At four o'clock father came stepping out of the conservatory, calling out, "What young person will give a tired man a cup of tea?" Then, noticing my questioning look, "No summons for us to-day," he said; so I ran in to fetch the tea-table.
Tea in the garden was a rare event. The few warm spring days gave the opportunity, and nothing was prettier than the scarlet lacquer tray with the Nankin cups set out under the heliotrope vines. I asked whether this was any special celebration, and father said yes; it was a farewell complimentary to him. He had to go out of town to-night. He hated to be away over Sunday, he explained, but there was business at Alma which he must look into sometime during the next five days; and week days for the present would be out of the question—by which I knew he meant he must stay on account of the trial. Then he stopped being sensible, and began teasing Hallie about her latest beau. He loves to do that, because she takes it all so seriously, and never sees that he is joking her. Just as she was protesting that she had no serious intentions toward the person in question, two young men came around the path from the front of the house. Hallie's beau and Jack Tracy, who had fluttered my sentiment a short time before by asking me to marry him. But now he was too bubbling over with importance to remember to look sentimental.
Had we heard the latest sensation, they wanted to know? Montgomery had tried to break jail. Came mighty near doing it, too!

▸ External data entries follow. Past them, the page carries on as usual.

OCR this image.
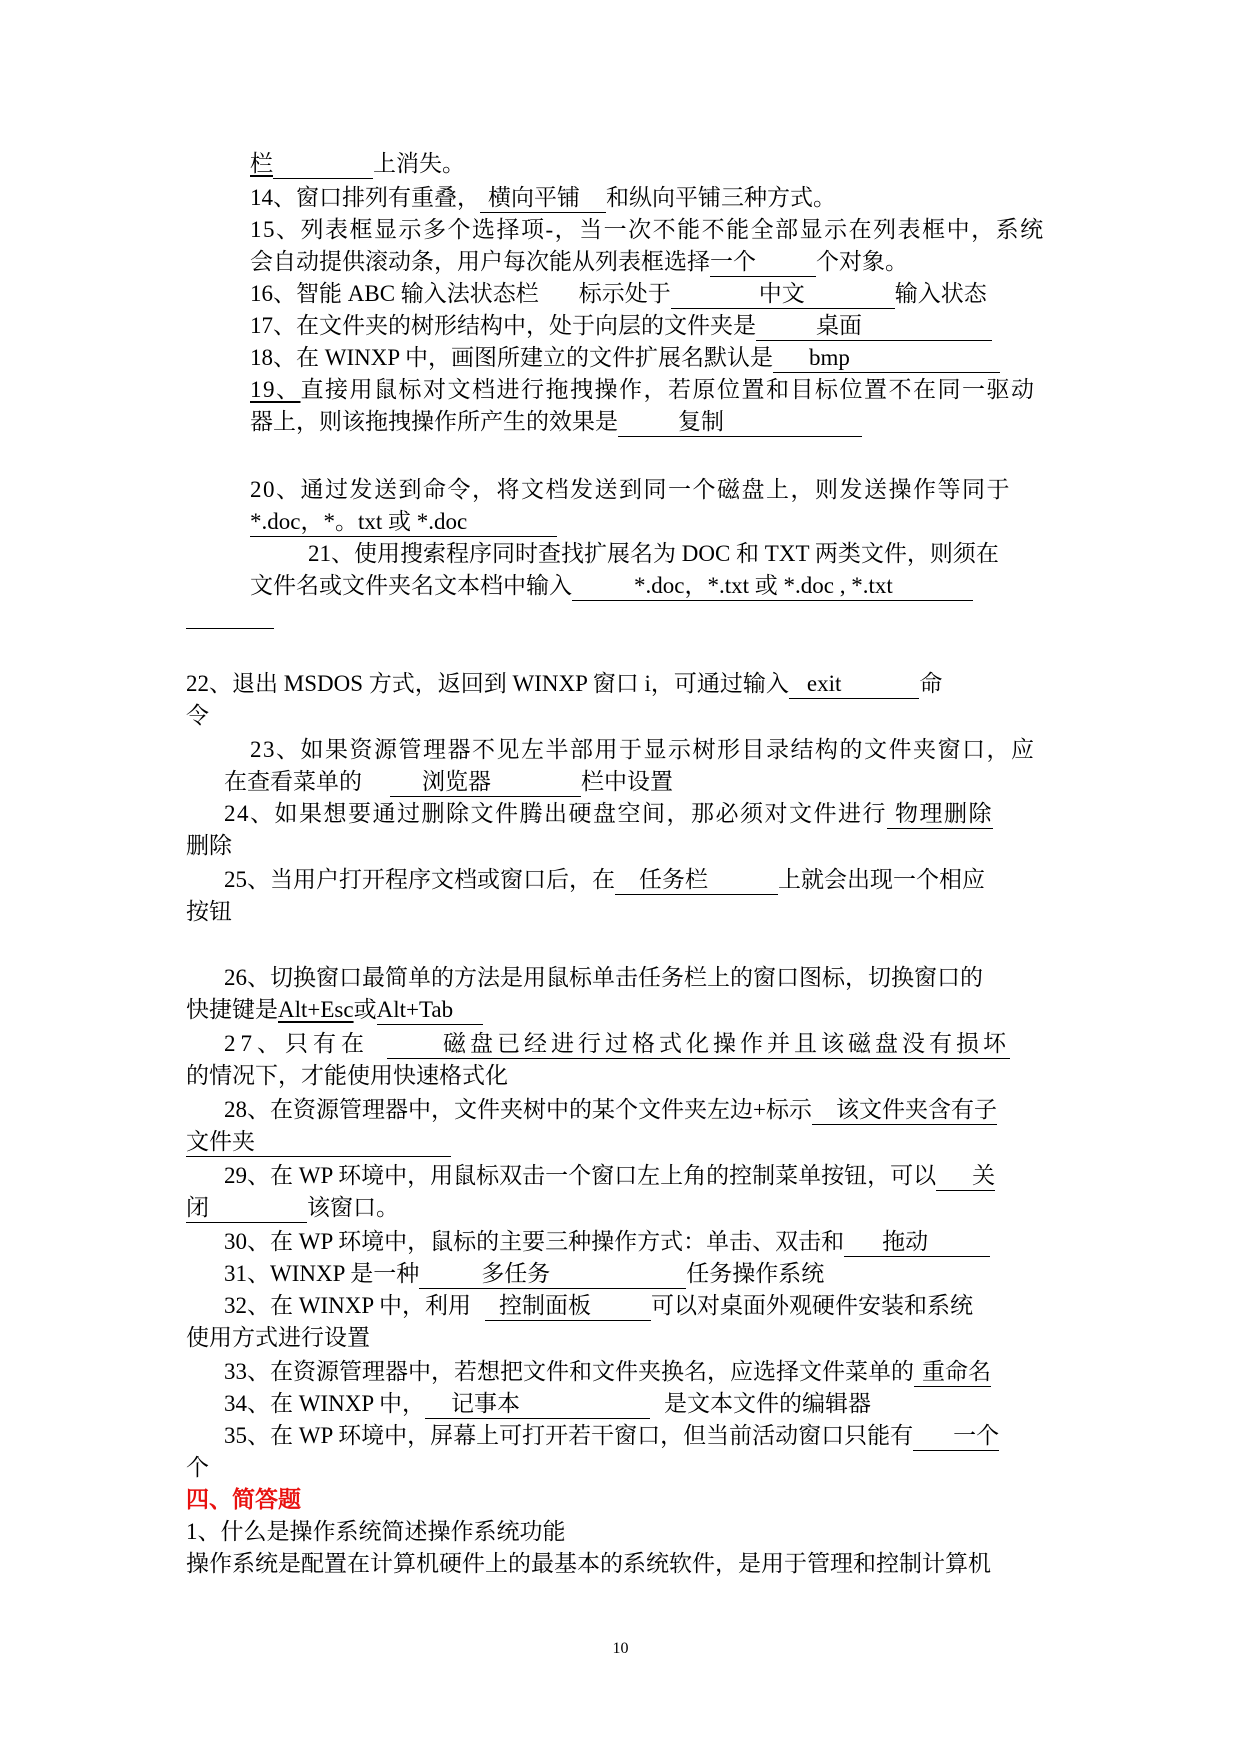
栏	上消失。
14、窗口排列有重叠， 横向平铺 和纵向平铺三种方式。
15、列表框显示多个选择项-，当一次不能不能全部显示在列表框中，系统
会自动提供滚动条，用户每次能从列表框选择一个	个对象。
16、智能 ABC 输入法状态栏 标示处于	中文	输入状态
17、在文件夹的树形结构中，处于向层的文件夹是	桌面
18、在 WINXP 中，画图所建立的文件扩展名默认是 bmp
19、直接用鼠标对文档进行拖拽操作，若原位置和目标位置不在同一驱动
器上，则该拖拽操作所产生的效果是	复制
20、通过发送到命令，将文档发送到同一个磁盘上，则发送操作等同于
*.doc，*。txt 或 *.doc
21、使用搜索程序同时查找扩展名为 DOC 和 TXT 两类文件，则须在
文件名或文件夹名文本档中输入	*.doc，*.txt 或 *.doc , *.txt
22、退出 MSDOS 方式，返回到 WINXP 窗口 i，可通过输入 exit	命
令
23、如果资源管理器不见左半部用于显示树形目录结构的文件夹窗口，应
在查看菜单的	浏览器	栏中设置
24、如果想要通过删除文件腾出硬盘空间，那必须对文件进行 物理删除
删除
25、当用户打开程序文档或窗口后，在 任务栏	上就会出现一个相应
按钮
26、切换窗口最简单的方法是用鼠标单击任务栏上的窗口图标，切换窗口的
快捷键是Alt+Esc或Alt+Tab
27、只有在	磁盘已经进行过格式化操作并且该磁盘没有损坏
的情况下，才能使用快速格式化
28、在资源管理器中，文件夹树中的某个文件夹左边+标示 该文件夹含有子
文件夹
29、在 WP 环境中，用鼠标双击一个窗口左上角的控制菜单按钮，可以 关
闭	该窗口。
30、在 WP 环境中，鼠标的主要三种操作方式：单击、双击和 拖动
31、WINXP 是一种	多任务	任务操作系统
32、在 WINXP 中，利用 控制面板	可以对桌面外观硬件安装和系统
使用方式进行设置
33、在资源管理器中，若想把文件和文件夹换名，应选择文件菜单的 重命名
34、在 WINXP 中， 记事本	是文本文件的编辑器
35、在 WP 环境中，屏幕上可打开若干窗口，但当前活动窗口只能有 一个
个
四、简答题
1、什么是操作系统简述操作系统功能
操作系统是配置在计算机硬件上的最基本的系统软件，是用于管理和控制计算机
10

I had been holding a cup and saucer when he began speaking, and when he stopped it was on the brick path in a hundred pieces.
"Poppycock," father said, "the town is full of rumors."

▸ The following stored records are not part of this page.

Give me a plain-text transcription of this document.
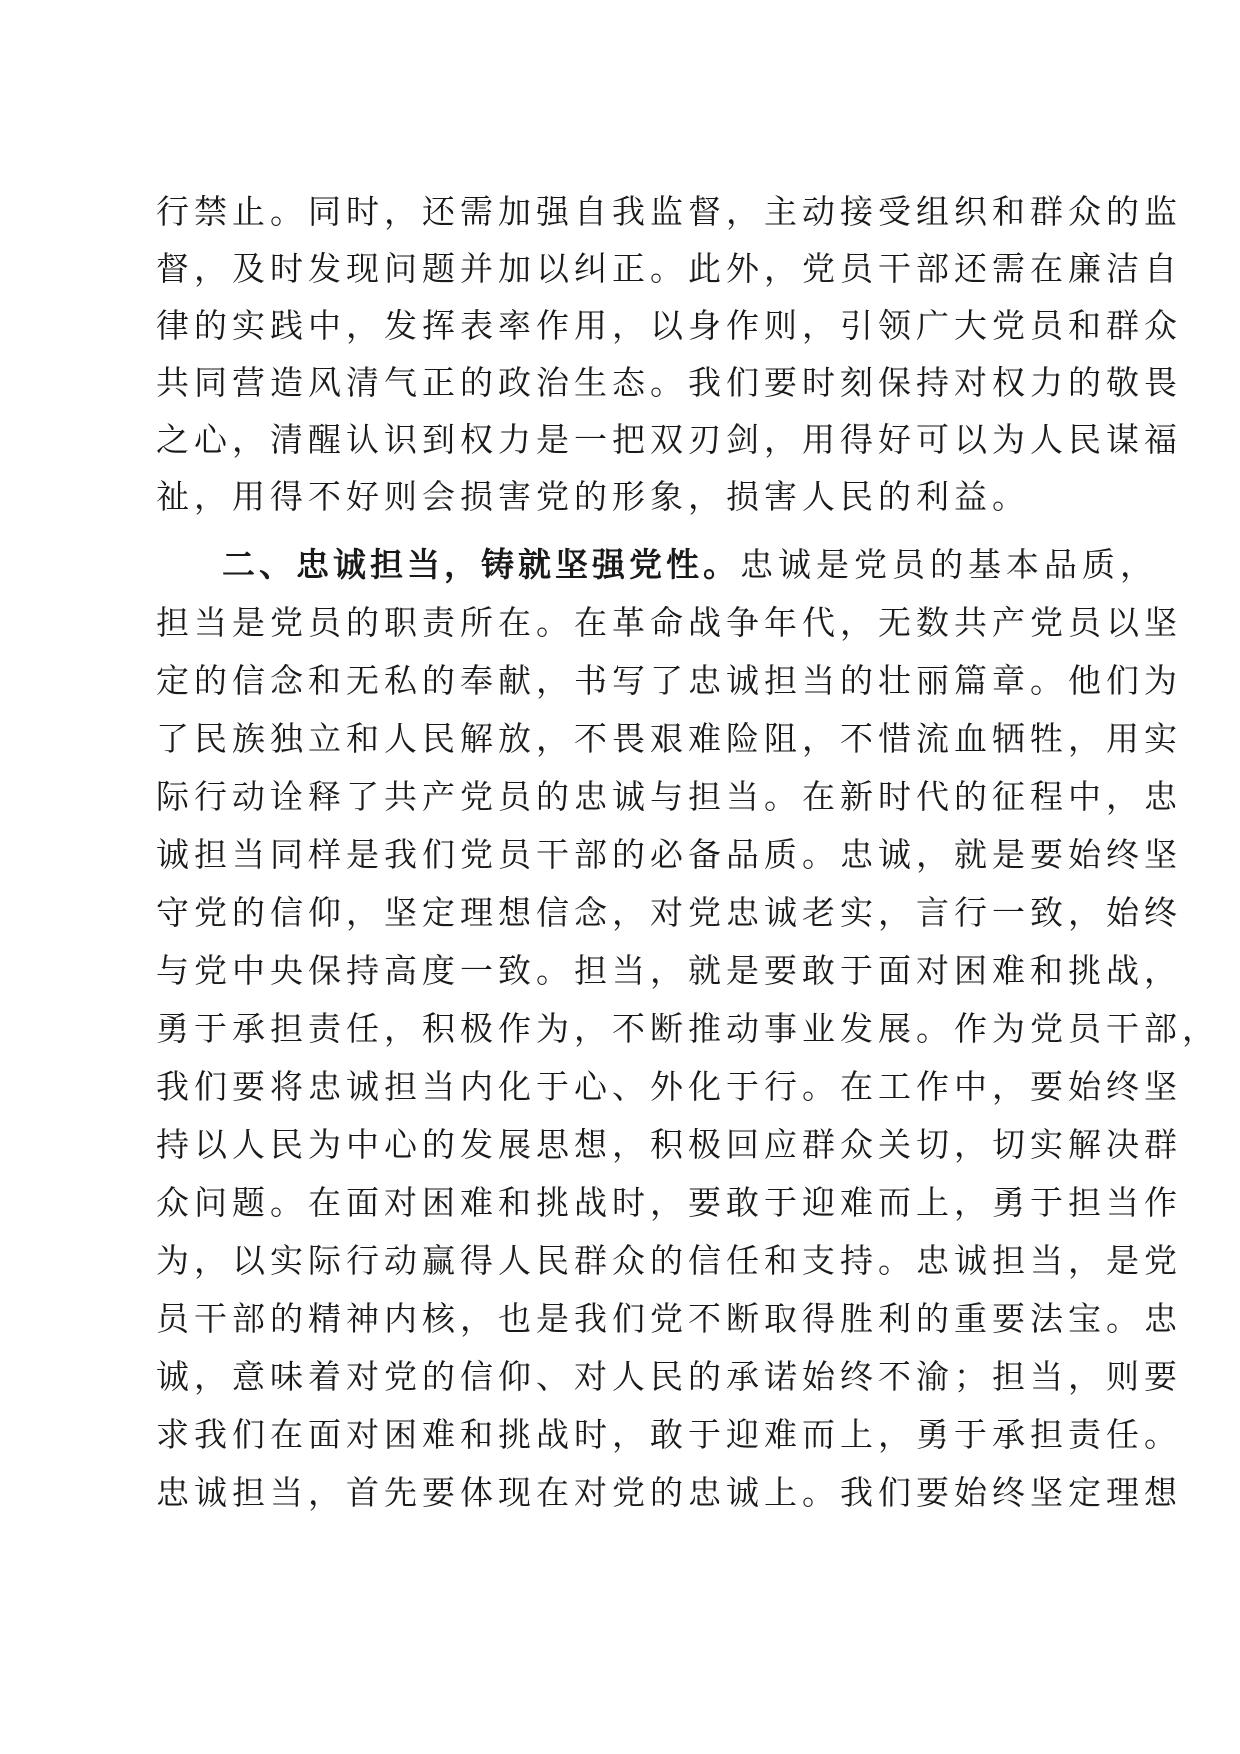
行禁止。同时，还需加强自我监督，主动接受组织和群众的监
督，及时发现问题并加以纠正。此外，党员干部还需在廉洁自
律的实践中，发挥表率作用，以身作则，引领广大党员和群众
共同营造风清气正的政治生态。我们要时刻保持对权力的敬畏
之心，清醒认识到权力是一把双刃剑，用得好可以为人民谋福
祉，用得不好则会损害党的形象，损害人民的利益。
二、忠诚担当，铸就坚强党性。忠诚是党员的基本品质，
担当是党员的职责所在。在革命战争年代，无数共产党员以坚
定的信念和无私的奉献，书写了忠诚担当的壮丽篇章。他们为
了民族独立和人民解放，不畏艰难险阻，不惜流血牺牲，用实
际行动诠释了共产党员的忠诚与担当。在新时代的征程中，忠
诚担当同样是我们党员干部的必备品质。忠诚，就是要始终坚
守党的信仰，坚定理想信念，对党忠诚老实，言行一致，始终
与党中央保持高度一致。担当，就是要敢于面对困难和挑战，
勇于承担责任，积极作为，不断推动事业发展。作为党员干部，
我们要将忠诚担当内化于心、外化于行。在工作中，要始终坚
持以人民为中心的发展思想，积极回应群众关切，切实解决群
众问题。在面对困难和挑战时，要敢于迎难而上，勇于担当作
为，以实际行动赢得人民群众的信任和支持。忠诚担当，是党
员干部的精神内核，也是我们党不断取得胜利的重要法宝。忠
诚，意味着对党的信仰、对人民的承诺始终不渝；担当，则要
求我们在面对困难和挑战时，敢于迎难而上，勇于承担责任。
忠诚担当，首先要体现在对党的忠诚上。我们要始终坚定理想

But, no, they said, it was true enough. They had it from good authority. It seemed that the sheriff had been bribed. Just how and by whom I couldn't make out, because every one was talking at once. But the sheriff had been removed, "pending trial," said Jack Tracy, and the deputy was acting in his place.
"But," I said, "if it wasn't Mr. Montgomery who bribed the sheriff, how can you tell he really wanted to escape?"
Then every one laughed, and I stooped over and began picking up the pieces of the Nankin cup, so that no one should see how I was blushing, but my hands shook so that it was all I could do to hold the pieces. What in the world was the matter with me lately? There was no reason in my behaving like this, as if Johnny Montgomery had been an old friend. I excused myself on the pretext of having father's bag to pack, and escaped into the house. "All the same," I said to myself, "I don't believe he tried to get out, or even really wanted to. From the way he looked in the court I am sure he doesn't care what happens to him."
But oh, I did wish he cared a little more; how I wished that some one could show, in his behalf, one contradictory piece of evidence; so that all the testimony wouldn't seem to be narrowing down to one point where there would be room for but one thing I could believe him to be!